In 1902 Slapoffski was the conductor of a 50-piece orchestra for Nellie Melba's Australian tour, and in 1903 he conducted The Fortune Teller for Musgrove, in which Lillian appeared as Musette, the title role. This led to a falling out between Slapoffski and Musgrove over his wife's salary during the run, which ended up in court. In 1906 while his wife was touring the United States Slapoffski and Musgrove were there separately with Nellie Stewart in Sweet Nell of Old Drury. Although the tour was a great success in San Francisco, California, the 1906 San Francisco earthquake compelled the company to abandon the tour stop in New York as the scenery for the repertoire season was destroyed. While Stewart returned to Australia Slapoffski and Musgrove went to Germany to audition singers for the 1907 opera season in Australia for Musgrove's Royal Grand Opera Company, which included Die Walküre, Roméo et Juliette and Hänsel und Gretel under Slapoffski's baton. In the following years Slapoffski was the conductor for the Sydney Amateur Orchestral Society and the Sydney Symphony Orchestra, among others, and acted as the musical director for various international singers during their appearances in Australia.
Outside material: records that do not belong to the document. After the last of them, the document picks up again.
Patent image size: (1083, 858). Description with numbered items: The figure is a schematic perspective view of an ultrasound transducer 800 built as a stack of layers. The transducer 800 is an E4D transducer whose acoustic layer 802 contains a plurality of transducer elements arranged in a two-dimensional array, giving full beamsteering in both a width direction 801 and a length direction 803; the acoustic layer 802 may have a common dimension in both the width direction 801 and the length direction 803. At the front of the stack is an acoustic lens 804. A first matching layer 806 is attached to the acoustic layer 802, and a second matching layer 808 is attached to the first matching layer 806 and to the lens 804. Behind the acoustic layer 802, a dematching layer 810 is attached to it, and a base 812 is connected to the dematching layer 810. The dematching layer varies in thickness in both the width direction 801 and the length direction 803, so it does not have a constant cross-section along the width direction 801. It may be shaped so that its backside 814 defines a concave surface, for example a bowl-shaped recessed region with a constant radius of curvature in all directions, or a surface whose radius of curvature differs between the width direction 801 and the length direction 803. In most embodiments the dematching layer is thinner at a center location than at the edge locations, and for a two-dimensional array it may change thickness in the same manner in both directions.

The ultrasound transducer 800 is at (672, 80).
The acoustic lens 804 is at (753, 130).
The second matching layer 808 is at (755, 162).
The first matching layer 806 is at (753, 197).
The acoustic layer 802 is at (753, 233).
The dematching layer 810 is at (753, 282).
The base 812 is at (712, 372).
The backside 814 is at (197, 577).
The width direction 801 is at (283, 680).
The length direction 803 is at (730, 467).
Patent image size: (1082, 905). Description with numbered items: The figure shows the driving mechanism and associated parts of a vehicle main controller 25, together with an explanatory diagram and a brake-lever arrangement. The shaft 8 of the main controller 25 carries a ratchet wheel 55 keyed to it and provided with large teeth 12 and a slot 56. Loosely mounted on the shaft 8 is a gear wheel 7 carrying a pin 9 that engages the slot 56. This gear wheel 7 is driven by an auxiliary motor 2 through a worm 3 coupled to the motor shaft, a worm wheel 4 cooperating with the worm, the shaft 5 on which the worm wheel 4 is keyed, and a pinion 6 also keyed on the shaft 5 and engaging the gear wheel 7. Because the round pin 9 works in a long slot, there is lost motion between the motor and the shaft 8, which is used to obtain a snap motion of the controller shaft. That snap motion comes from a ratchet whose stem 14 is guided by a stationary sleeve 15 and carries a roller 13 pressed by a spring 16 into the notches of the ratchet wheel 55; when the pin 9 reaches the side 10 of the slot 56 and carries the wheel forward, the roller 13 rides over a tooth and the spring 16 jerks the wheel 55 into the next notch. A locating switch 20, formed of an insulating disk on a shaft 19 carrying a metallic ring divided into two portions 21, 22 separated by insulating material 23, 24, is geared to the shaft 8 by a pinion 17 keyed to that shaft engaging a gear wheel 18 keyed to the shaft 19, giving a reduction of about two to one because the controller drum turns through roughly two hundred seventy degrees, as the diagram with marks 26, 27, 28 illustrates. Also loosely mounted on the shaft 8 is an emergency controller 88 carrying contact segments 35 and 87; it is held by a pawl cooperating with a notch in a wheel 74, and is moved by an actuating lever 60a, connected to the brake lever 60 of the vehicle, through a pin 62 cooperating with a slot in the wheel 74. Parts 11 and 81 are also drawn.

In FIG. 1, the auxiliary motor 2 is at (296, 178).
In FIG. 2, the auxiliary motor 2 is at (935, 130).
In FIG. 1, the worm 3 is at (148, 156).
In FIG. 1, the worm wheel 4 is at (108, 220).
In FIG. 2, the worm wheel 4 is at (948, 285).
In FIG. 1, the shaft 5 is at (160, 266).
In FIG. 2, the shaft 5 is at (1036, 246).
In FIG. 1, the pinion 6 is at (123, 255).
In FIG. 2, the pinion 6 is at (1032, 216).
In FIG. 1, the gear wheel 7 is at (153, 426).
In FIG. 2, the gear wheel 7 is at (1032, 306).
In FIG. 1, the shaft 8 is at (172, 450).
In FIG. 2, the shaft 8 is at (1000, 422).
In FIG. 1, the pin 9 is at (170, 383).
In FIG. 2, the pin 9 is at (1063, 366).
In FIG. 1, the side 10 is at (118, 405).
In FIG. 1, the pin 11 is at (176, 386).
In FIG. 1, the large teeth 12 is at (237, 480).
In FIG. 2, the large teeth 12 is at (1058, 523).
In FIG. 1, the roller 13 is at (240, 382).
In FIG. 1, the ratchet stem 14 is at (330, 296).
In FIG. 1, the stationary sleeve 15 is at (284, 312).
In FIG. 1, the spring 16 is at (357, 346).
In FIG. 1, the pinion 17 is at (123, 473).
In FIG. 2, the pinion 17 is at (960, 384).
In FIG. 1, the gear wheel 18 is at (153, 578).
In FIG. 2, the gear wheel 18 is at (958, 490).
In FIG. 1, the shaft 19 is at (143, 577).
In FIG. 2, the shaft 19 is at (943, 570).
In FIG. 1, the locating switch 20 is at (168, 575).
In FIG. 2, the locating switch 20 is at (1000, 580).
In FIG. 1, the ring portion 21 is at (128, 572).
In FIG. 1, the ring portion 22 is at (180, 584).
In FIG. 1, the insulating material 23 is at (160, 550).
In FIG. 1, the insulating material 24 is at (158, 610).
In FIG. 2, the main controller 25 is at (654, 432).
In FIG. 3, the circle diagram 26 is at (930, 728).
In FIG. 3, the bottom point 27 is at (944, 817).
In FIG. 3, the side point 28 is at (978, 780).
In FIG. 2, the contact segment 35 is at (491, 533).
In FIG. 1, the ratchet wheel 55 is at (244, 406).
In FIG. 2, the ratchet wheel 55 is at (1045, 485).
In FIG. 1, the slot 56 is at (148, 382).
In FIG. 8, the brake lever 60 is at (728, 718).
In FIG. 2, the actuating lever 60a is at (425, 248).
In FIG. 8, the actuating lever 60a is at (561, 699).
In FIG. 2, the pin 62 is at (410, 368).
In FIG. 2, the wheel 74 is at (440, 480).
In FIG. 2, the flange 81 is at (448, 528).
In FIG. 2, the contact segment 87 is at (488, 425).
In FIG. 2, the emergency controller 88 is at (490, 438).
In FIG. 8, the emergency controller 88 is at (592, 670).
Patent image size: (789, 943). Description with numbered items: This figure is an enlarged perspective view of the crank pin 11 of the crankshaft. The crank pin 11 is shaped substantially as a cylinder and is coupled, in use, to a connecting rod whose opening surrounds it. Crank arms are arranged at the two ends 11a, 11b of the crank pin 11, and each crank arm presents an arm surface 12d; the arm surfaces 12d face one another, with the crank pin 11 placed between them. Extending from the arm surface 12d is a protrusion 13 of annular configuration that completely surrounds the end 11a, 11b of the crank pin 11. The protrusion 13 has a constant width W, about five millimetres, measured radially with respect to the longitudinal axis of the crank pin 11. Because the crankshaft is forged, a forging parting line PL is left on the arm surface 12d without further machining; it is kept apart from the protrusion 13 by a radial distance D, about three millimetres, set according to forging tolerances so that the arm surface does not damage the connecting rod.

During the First World War, American silent films from Hollywood were shown in Australia under the J. C. Williamson banner in place of the live performances that were no longer taking place in theatres. Slapoffski wrote the scores to accompany the action on the screen and also conducted the orchestras. When the 1915 film Madame Butterfly (1915) was shown with Mary Pickford as Cho Cho San Slapoffski conducted selections from Puccini's opera Madama Butterfly while his wife sang "One Fine Day" and "The Garden of My Heart". He conducted the orchestra to accompany a showing of The Birth of a Nation. Slapoffski was a foundation Council member of the New South Wales State Conservatorium of Music, where his wife taught voice from 1916 to 1928. In 1919 Slapoffski was made an Associate of the Royal Academy of Music in London.

==Later years==
Slapoffski was musical director of J. C. Williamson's seasons of grand opera from 1919 to 1922 and for Williamson's successful seasons of Gilbert and Sullivan operas in 1920, 1926–27 and 1931–32. In 1925–26 he was musical director of the New Zealand and South Seas International Exhibition in Dunedin, while in March 1931 he conducted 3,000 singers and 500 instrumentalists in a memorial concert for Dame Nellie Melba at the Adelaide Oval. During the mid-1930s he was a supporter of the National Theatre Movement, established in 1935 to provide training and performing opportunities for Australian artists.

Slapoffski died in August 1951, aged 88, at Windsor, Melbourne, and was cremated.